Chaque jour apporte de nouvelles révélations sur la gravité de l’accident nucléaire de Fukushima Daichi, sur la politique du mensonge qui a couvert l’activité du lobby nucléocrate, sur l’ampleur des risques imposés à la population par le choix de l’atome, sur le déni de démocratie. L’onde de choc du scandale s’étend dans l’archipel nippon. Dix semaines après la catastrophe du 11 mars 2011, on peut probablement dire que la crise japonaise a atteint un tournant.
Dans un premier temps, seules de petites minorités se sont mobilisées contre la politique sociale et énergétique du pouvoir. Soumise à un feu roulant d’appels à l’union sacrée dans l’épreuve nationale, la population est tout d’abord restée traumatisée par la brutalité et la violence du triple désastre : séisme, tsunami et crise nucléaire. Puis le sentiment d’avoir été trompé par des apprentis sorciers s’est répandu, allumant de nombreux foyers de colère citoyenne. Face à la montée des contestations, plutôt que de faire acte de contrition, le patronat a clairement manifesté sa volonté de ne rien lâcher. Des lignes de confrontation prennent forme, les enjeux politiques des mois à venir émergent.
Fukushima : le temps des aveux forcés
Coup sur coup, Tepco, l’opérateur de Fukushima1, et les autorités japonaises ont dû reconnaître que dès les débuts de la crise, le cœur de trois des six réacteurs de la centrale avait fondu ; que – contrairement aux affirmations antérieures – le séisme avait endommagé les bâtiments et que le tsunami n’était pas seul en cause ; qu’en noyant la matière fissile pour la refroidir, ils avaient créé un nouveau problèmemajeur : une masse d’eau radioactive qui se répand sur le site et interdit d’y travailler ; qu’ils n’étaient absolument pas préparés à un tel accident… Industrie et administration n’ont même pas été capables de coordonner efficacement leur action face à la catastrophe.
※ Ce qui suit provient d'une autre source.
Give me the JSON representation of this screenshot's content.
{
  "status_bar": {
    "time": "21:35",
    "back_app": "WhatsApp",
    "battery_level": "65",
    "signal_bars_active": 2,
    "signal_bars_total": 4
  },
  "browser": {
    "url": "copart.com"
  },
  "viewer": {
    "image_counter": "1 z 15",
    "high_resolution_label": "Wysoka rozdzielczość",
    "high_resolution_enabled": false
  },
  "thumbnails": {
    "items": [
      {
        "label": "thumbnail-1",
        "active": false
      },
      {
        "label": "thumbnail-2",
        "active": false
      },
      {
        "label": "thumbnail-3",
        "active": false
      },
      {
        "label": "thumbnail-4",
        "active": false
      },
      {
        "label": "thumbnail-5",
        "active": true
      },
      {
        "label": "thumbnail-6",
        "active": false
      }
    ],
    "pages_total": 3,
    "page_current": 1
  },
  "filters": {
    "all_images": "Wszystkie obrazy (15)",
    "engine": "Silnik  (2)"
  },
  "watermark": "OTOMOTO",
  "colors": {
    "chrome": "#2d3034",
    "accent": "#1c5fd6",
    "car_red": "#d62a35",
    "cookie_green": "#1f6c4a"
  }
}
Notons que l’impréparation n’est pas seulement nipponne. Les autorités nucléaires internationales n’ont jamais travaillé le scénario Fukushima : l’accident simultané de quatre réacteurs avec la conjonction d’un séisme et d’un tsunami. Un mythe s’effondre, selon lequel « tout est prévu », « tout restera sous contrôle ». Une vérité s’impose : le corps scientifique et les médias ont été complices d’un mensonge criminel. Or, tout particulièrement au Japon, pays soumis à de violents tremblements de terre, le soutien de la population à l’industrie de l’atome dépend de la confiance envers « l’expertise ». C’est cette confiance qui se brise.
L’impréparation aux risques et la fin des idées reçues
À un point assez surprenant, l’impréparation des autorités japonaise ne concerne pas que le versant nucléaire de la catastrophe du 11 mars, comme en témoigne un rapport rédigé pour l’ONU et dont le Japan Times (27 mai 2011) a fait état.
La combinaison du séisme, de ses répli-ques répétées, du tsunami et de l’urgence nucléaire, note le rapport, a provoqué un effondrement simultané, « multisectoriel », des infrastructures – un type d’effondrement généralement associé à des pays moins développés : incapacité à fournir rapidement eau, nourriture et abris aux sinistrés ou à rétablir le fonctionnement des communications et services. Bien que le niveau de préparation de l’Archipel aux tremblements de terre ait certainement sauvé de nombreuses vies, les autorités n’ont pas voulu investir pour se protéger d’événements jugés improbables.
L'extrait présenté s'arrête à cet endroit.